[caption caption="Sebagai mantan menteri pendidikan, Anies akan lebih elegan jika berpolitik dengan cara yang lebih mendidik - Gbr: Bangka Pos"][/caption]
Anies Baswedan tampil di Pemilihan Gubernur DKI Jakarta dengan menyandang status sebagai bekas menteri pendidikan. Pertanyaan yang layak direnungkan lagi, apakah ada ruh pendidikan membekas pada dirinya saat ia sedang bertarung menuju satu kursi kekuasaan?
Jadi, pagi Senin tak lama sehabis salat Subuh, saya mencoba merenung-renung lagi tentang kandidat gubernur Jakarta. Melihat-lihat lagi bagaimana karakter yang mereka tampilkan.
Teringat lagi, di awal kemunculan Anies, saya sempat menjadi salah satu pemilik KTP DKI yang mengimpikan dia akan dapat menampilkan cara berpolitik yang mendidik. Apalagi, sekali lagi, dia adalah figur yang berangkat dari status sebagai mantan menteri pendidikan, yang membawa tanggung jawab besar untuk pendidikan senegara.
Sayangnya, makin digali, justru makin terlihat jika Anies hanya berhasil mendidik mulut sehingga kata-katanya terlihat terdidik, terlihat cerdas, dan seakan selalu berisi kebenaran dan hal-hal mendidik.
Tapi, mendidik mulut pun tak sepenuhnya mampu dilakukan olehnya. Simak saja bagaimana dalam kehalusan kata-katanya menyimpan begitu banyak racun, yang bisa membuat mabuk pengikutnya dan bisa "membunuh" mereka yang memilih berdiri berseberangan dengannya.

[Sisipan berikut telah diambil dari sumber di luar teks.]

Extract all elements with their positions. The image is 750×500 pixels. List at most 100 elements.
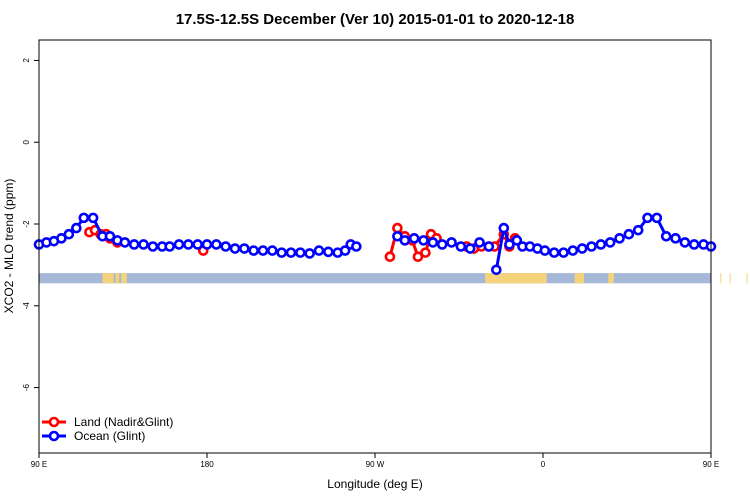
x-tick-label: 90 W — [366, 460, 385, 469]
data-point — [642, 212, 653, 224]
land-band-segment — [729, 273, 731, 284]
x-tick-label: 180 — [200, 460, 214, 469]
land-band-segment — [746, 273, 748, 284]
data-point — [128, 239, 140, 250]
data-point — [323, 246, 334, 258]
data-point — [464, 243, 476, 254]
data-point — [147, 241, 159, 252]
data-point — [78, 212, 90, 224]
y-axis-label: XCO2 - MLO trend (ppm) — [2, 179, 16, 314]
data-point — [679, 237, 691, 248]
land-band-segment — [115, 273, 120, 284]
data-point — [651, 212, 663, 224]
data-point — [498, 222, 510, 234]
data-point — [604, 237, 616, 248]
data-point — [412, 251, 424, 263]
data-point — [295, 247, 306, 258]
y-tick-label: -2 — [22, 220, 31, 228]
land-band-segment — [608, 273, 614, 284]
data-point — [567, 245, 579, 256]
data-point — [408, 233, 420, 244]
data-point — [339, 245, 351, 256]
data-point — [399, 235, 411, 246]
data-point — [71, 222, 82, 234]
land-band-segment — [102, 273, 107, 284]
legend-label: Ocean (Glint) — [74, 429, 145, 443]
data-point — [384, 251, 396, 263]
data-point — [392, 222, 403, 234]
data-point — [576, 243, 588, 254]
legend-marker — [48, 430, 60, 442]
data-point — [483, 241, 495, 252]
data-point — [688, 239, 700, 250]
data-point — [87, 212, 99, 224]
data-point — [427, 237, 439, 248]
data-point — [220, 241, 231, 252]
land-band-segment — [106, 273, 114, 284]
data-point — [511, 235, 523, 246]
x-axis: 90 E 180 90 W 0 90 E — [31, 453, 719, 469]
series-ocean — [33, 212, 717, 276]
data-point — [119, 237, 131, 248]
data-point — [586, 241, 597, 252]
data-point — [539, 245, 551, 256]
data-point — [392, 230, 403, 242]
data-point — [63, 228, 75, 240]
data-point — [276, 247, 287, 258]
legend: Land (Nadir&Glint)Ocean (Glint) — [42, 415, 173, 443]
legend-item: Ocean (Glint) — [42, 429, 145, 443]
legend-label: Land (Nadir&Glint) — [74, 415, 173, 429]
y-tick-label: 0 — [22, 139, 31, 144]
land-band-segment — [574, 273, 585, 284]
legend-marker — [48, 416, 60, 428]
y-tick-label: -6 — [22, 383, 31, 391]
data-point — [192, 239, 203, 250]
y-axis: 2 0 -2 -4 -6 — [22, 58, 39, 391]
x-tick-label: 90 E — [31, 460, 47, 469]
data-point — [229, 243, 241, 254]
data-point — [104, 230, 116, 242]
data-point — [248, 245, 259, 256]
data-point — [173, 239, 185, 250]
data-point — [304, 248, 315, 259]
data-point — [201, 239, 213, 250]
x-tick-label: 0 — [541, 460, 546, 469]
data-point — [474, 237, 485, 248]
series-layer — [33, 212, 717, 276]
data-point — [285, 247, 297, 258]
data-point — [418, 235, 429, 246]
data-point — [548, 247, 560, 258]
legend-item: Land (Nadir&Glint) — [42, 415, 173, 429]
data-point — [455, 241, 467, 252]
y-tick-label: -4 — [22, 302, 31, 310]
data-point — [164, 241, 175, 252]
ocean-band — [39, 273, 711, 284]
data-point — [660, 230, 672, 242]
data-point — [56, 233, 67, 244]
data-point — [183, 239, 194, 250]
data-point — [211, 239, 222, 250]
data-point — [420, 247, 431, 258]
data-point — [446, 237, 457, 248]
x-axis-label: Longitude (deg E) — [327, 477, 422, 491]
data-point — [632, 224, 644, 236]
data-point — [670, 233, 681, 244]
chart-title: 17.5S-12.5S December (Ver 10) 2015-01-01… — [176, 11, 575, 28]
data-point — [558, 247, 569, 258]
x-tick-label: 90 E — [703, 460, 719, 469]
data-point — [623, 228, 635, 240]
land-band-segment — [485, 273, 547, 284]
surface-band — [39, 273, 748, 284]
data-point — [351, 241, 362, 252]
land-band-segment — [121, 273, 127, 284]
data-point — [595, 239, 607, 250]
land-band-segment — [720, 273, 722, 284]
data-point — [436, 239, 448, 250]
data-point — [239, 243, 250, 254]
data-point — [257, 245, 269, 256]
data-point — [267, 245, 278, 256]
y-tick-label: 2 — [22, 58, 31, 63]
data-point — [614, 233, 625, 244]
data-point — [491, 264, 502, 276]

Makin hari toh makin terbukti jika Anies yang berstatus mantan menteri pendidikan itu tak punya banyak cara dan jurus politik. Ia hanya mengandalkan satu cara dan satu jurus berlabel "Halalkan segala cara".
Terbukti dari bagaimana pergerakan politik dilakukannya, bagaimana ia merangkul, hingga ia membangun jaringan.
Perhatikan saja komposisi kekuatan yang dibangunnya, apakah berasal dari kalangan yang "memperbaiki" ataukah kalangan yang "merusak"?
Dari situ saja, sejatinya akan terlihat mana yang lebih jadi prioritas sosok yang awalnya rajin membangun citra dirinya sebagai seorang tokoh pendidikan. Apakah ia menggunakan langkah politik yang mendidik?
Tidak. Anies bahkan cukup tega mengkhianati arah pendidikan agar manusia menyadari kemanusiaannya dan agar manusia lebih beradab. Dan, patut dicatat, dia melakukan pengkhianatan itu dengan tetap mengumbar senyum dan tawa tanpa perasaan berdosa.